Comparatively recently, Netflix has started to personalise the look and design of carousel cards as well, Yellin added, be it the image you see, the text around it, or any auto-playing video clips. It's not just about “putting the right content in front of them but making it so they are clear on what the meaning is of that content and why they would want to watch it”.

netflix home Netflix website home

“What's the right image, what's the right text, what's the right video, is something we are working on harder now,” he said. “Their next favourite TV series or movie might be sitting in front of them, but they might miss that.” Essentially, Netflix is marketing the same content in different ways to different members.

To recommend new titles, Netflix places the highest emphasis on what you have previously watched among its data points, which also includes user ratings, new releases, and more. A big issue is not knowing what you have seen outside Netflix, which can vary heavily. The company is cognizant of that, Yellin noted, which is why it used to ask new subscribers their preference of genres and tones (dark, upbeat, etc.) on first start.
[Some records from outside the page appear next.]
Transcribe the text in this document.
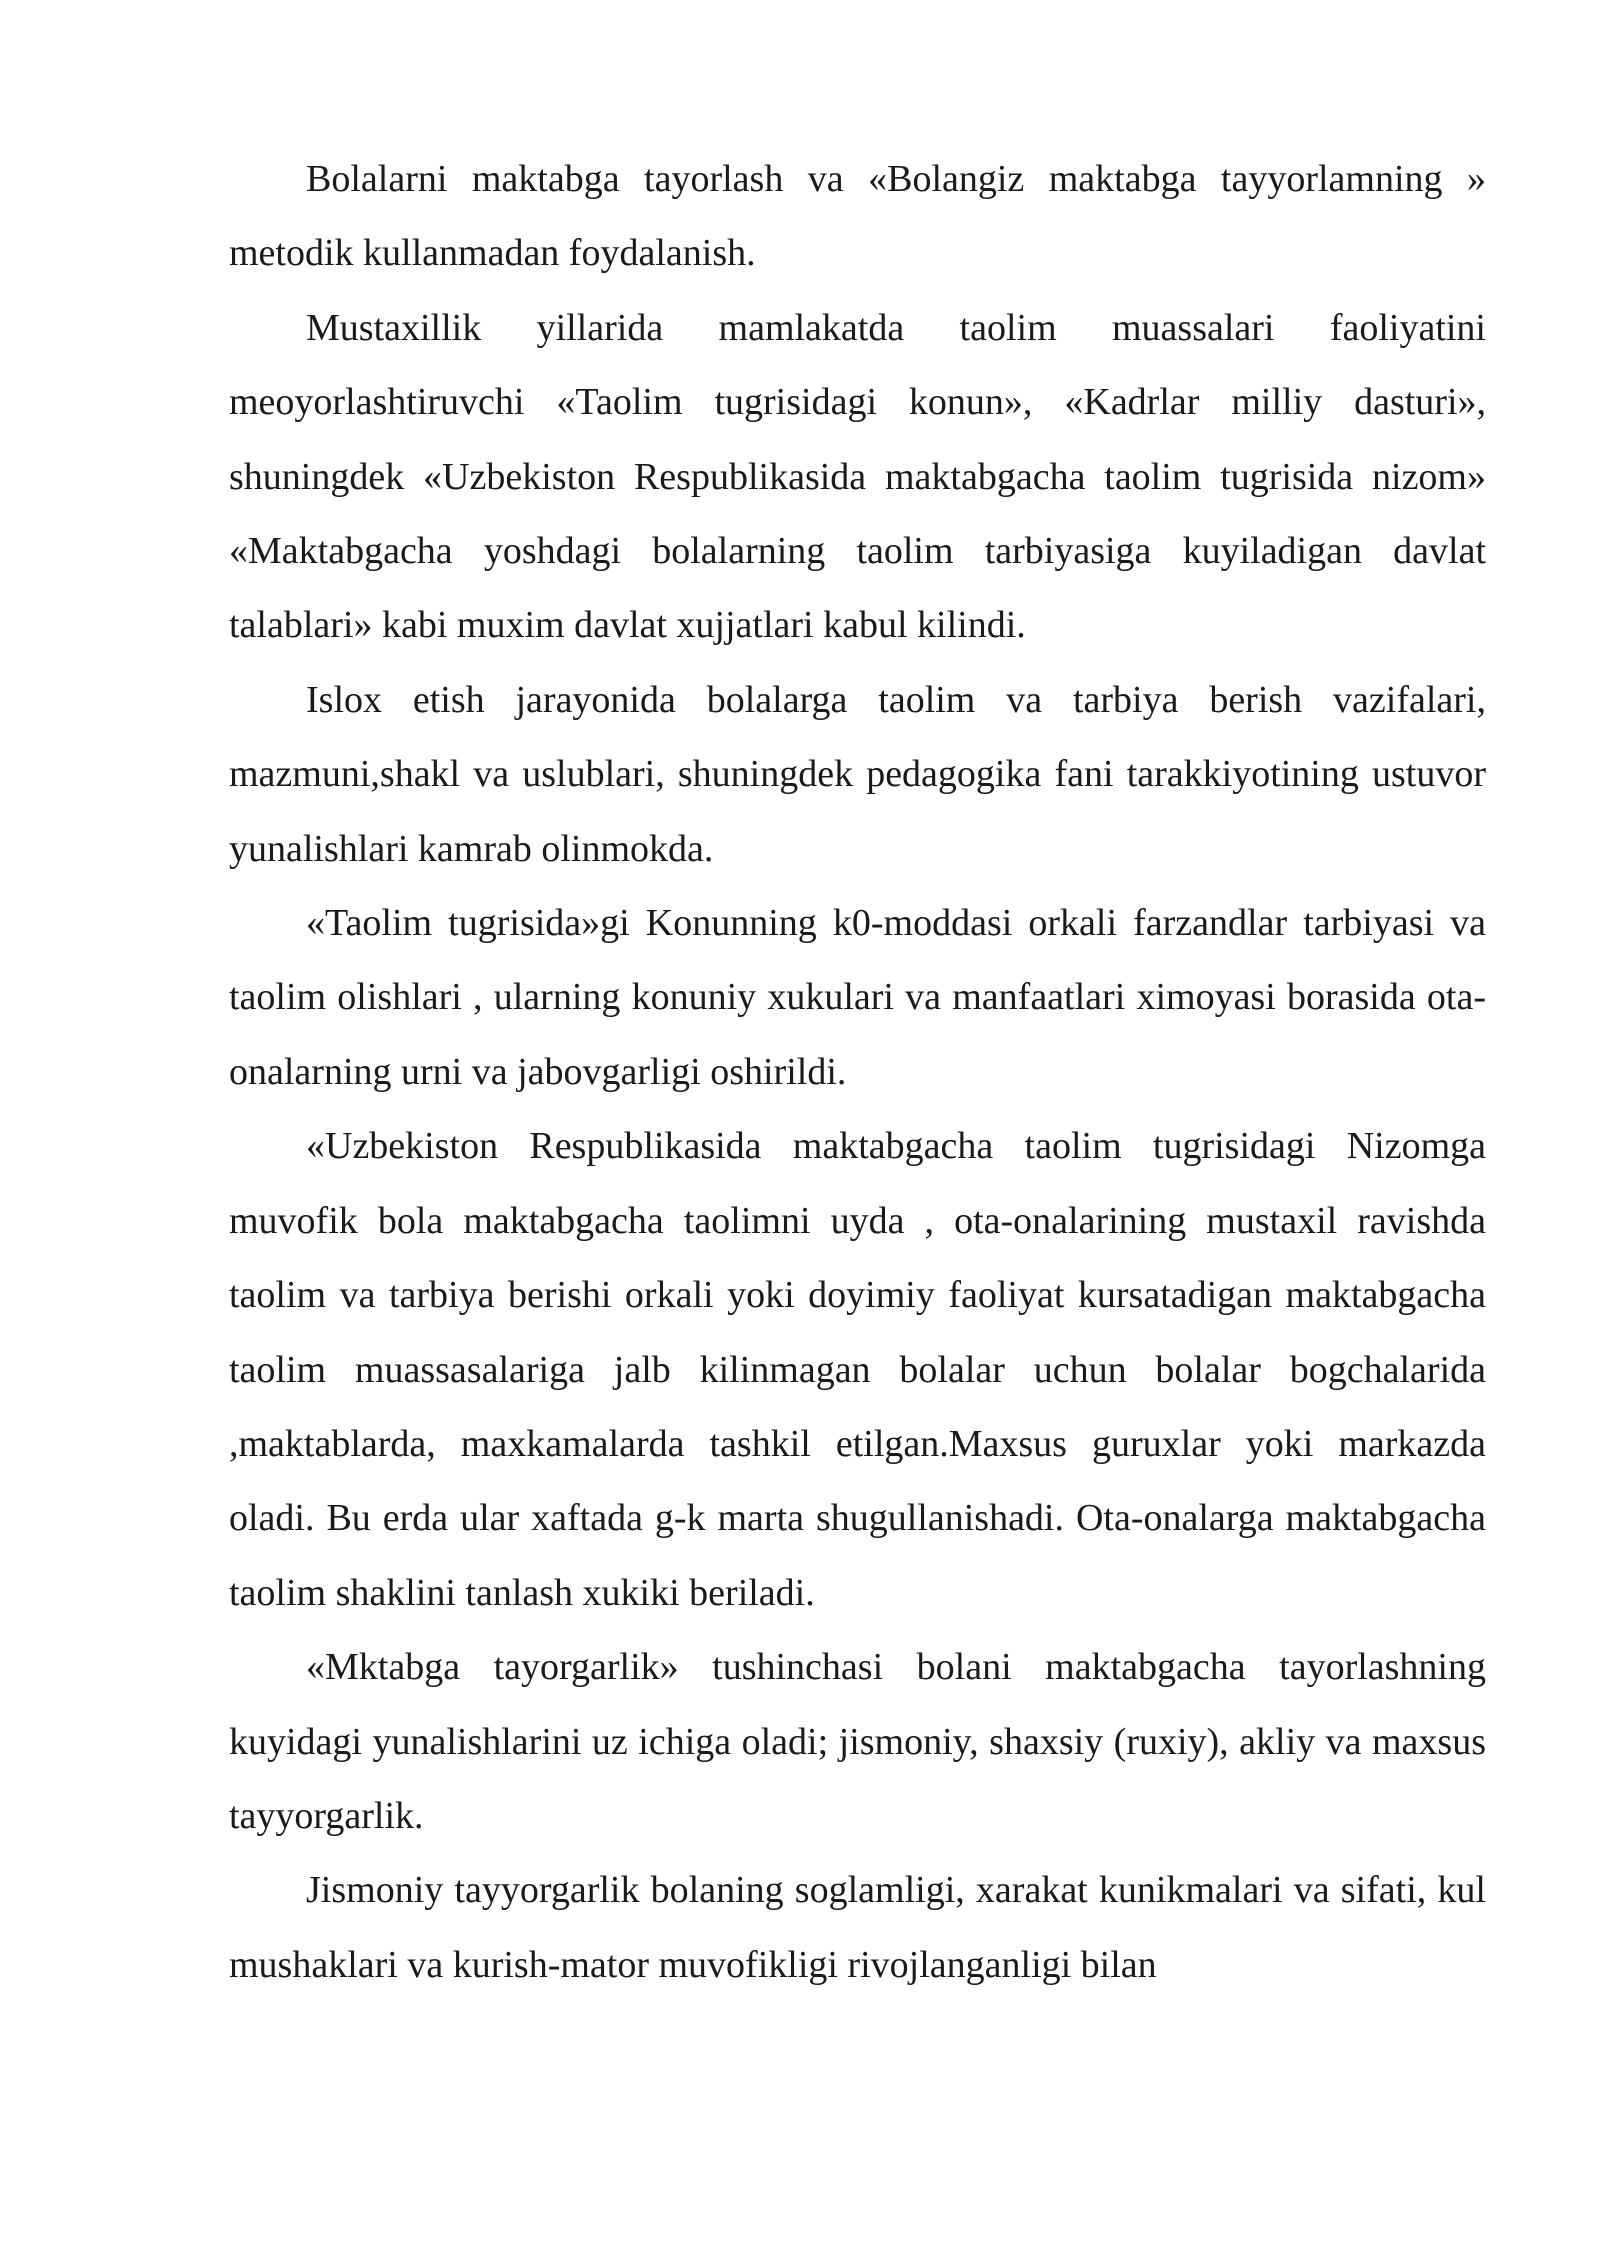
Bolalarni maktabga tayorlash va «Bolangiz maktabga tayyorlamning » metodik kullanmadan foydalanish.

Mustaxillik yillarida mamlakatda taolim muassalari faoliyatini meoyorlashtiruvchi «Taolim tugrisidagi konun», «Kadrlar milliy dasturi», shuningdek «Uzbekiston Respublikasida maktabgacha taolim tugrisida nizom» «Maktabgacha yoshdagi bolalarning taolim tarbiyasiga kuyiladigan davlat talablari» kabi muxim davlat xujjatlari kabul kilindi.

Islox etish jarayonida bolalarga taolim va tarbiya berish vazifalari, mazmuni,shakl va uslublari, shuningdek pedagogika fani tarakkiyotining ustuvor yunalishlari kamrab olinmokda.

«Taolim tugrisida»gi Konunning k0-moddasi orkali farzandlar tarbiyasi va taolim olishlari , ularning konuniy xukulari va manfaatlari ximoyasi borasida ota-onalarning urni va jabovgarligi oshirildi.

«Uzbekiston Respublikasida maktabgacha taolim tugrisidagi Nizomga muvofik bola maktabgacha taolimni uyda , ota-onalarining mustaxil ravishda taolim va tarbiya berishi orkali yoki doyimiy faoliyat kursatadigan maktabgacha taolim muassasalariga jalb kilinmagan bolalar uchun bolalar bogchalarida ,maktablarda, maxkamalarda tashkil etilgan.Maxsus guruxlar yoki markazda oladi. Bu erda ular xaftada g-k marta shugullanishadi. Ota-onalarga maktabgacha taolim shaklini tanlash xukiki beriladi.

«Mktabga tayorgarlik» tushinchasi bolani maktabgacha tayorlashning kuyidagi yunalishlarini uz ichiga oladi; jismoniy, shaxsiy (ruxiy), akliy va maxsus tayyorgarlik.

Jismoniy tayyorgarlik bolaning soglamligi, xarakat kunikmalari va sifati, kul mushaklari va kurish-mator muvofikligi rivojlanganligi bilan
“We got rid of that a couple of years ago and replaced it by something very easy, which is when you're a new member — before you play anything on Netflix — we ask you to pick three titles you like out of a few dozen titles,” he explained. “That's enough really to give us a jumpstart on understanding your taste. And when you hit play for the first time, that tells volumes. Sure, there are many other volumes to learn about you, but it starts down the journey of understanding your taste better.”

Additionally, users can use the thumbs up/ down feature to rate titles they have seen previously, Yellin added. That's not going to please super-users, whose watching history extends into thousands of which a sizeable portion is likely not even available on the streaming service, and who would like their Netflix homepage to be more reflective of their tastes.

"The thing is, we are in the entertainment business. And you don't want to do work,” Yellin said. “For a small minority of members, it's actually fun to rate a bunch of things. But for the majority of members, even putting thumbs up-thumbs down can be a lot. ‘I just wanna be entertained and watch a great movie or TV show'. We don't want to overwhelm them, we just want to make it easy.”

Disclosure: Netflix sponsored the correspondent's flights and hotel for the event in Singapore.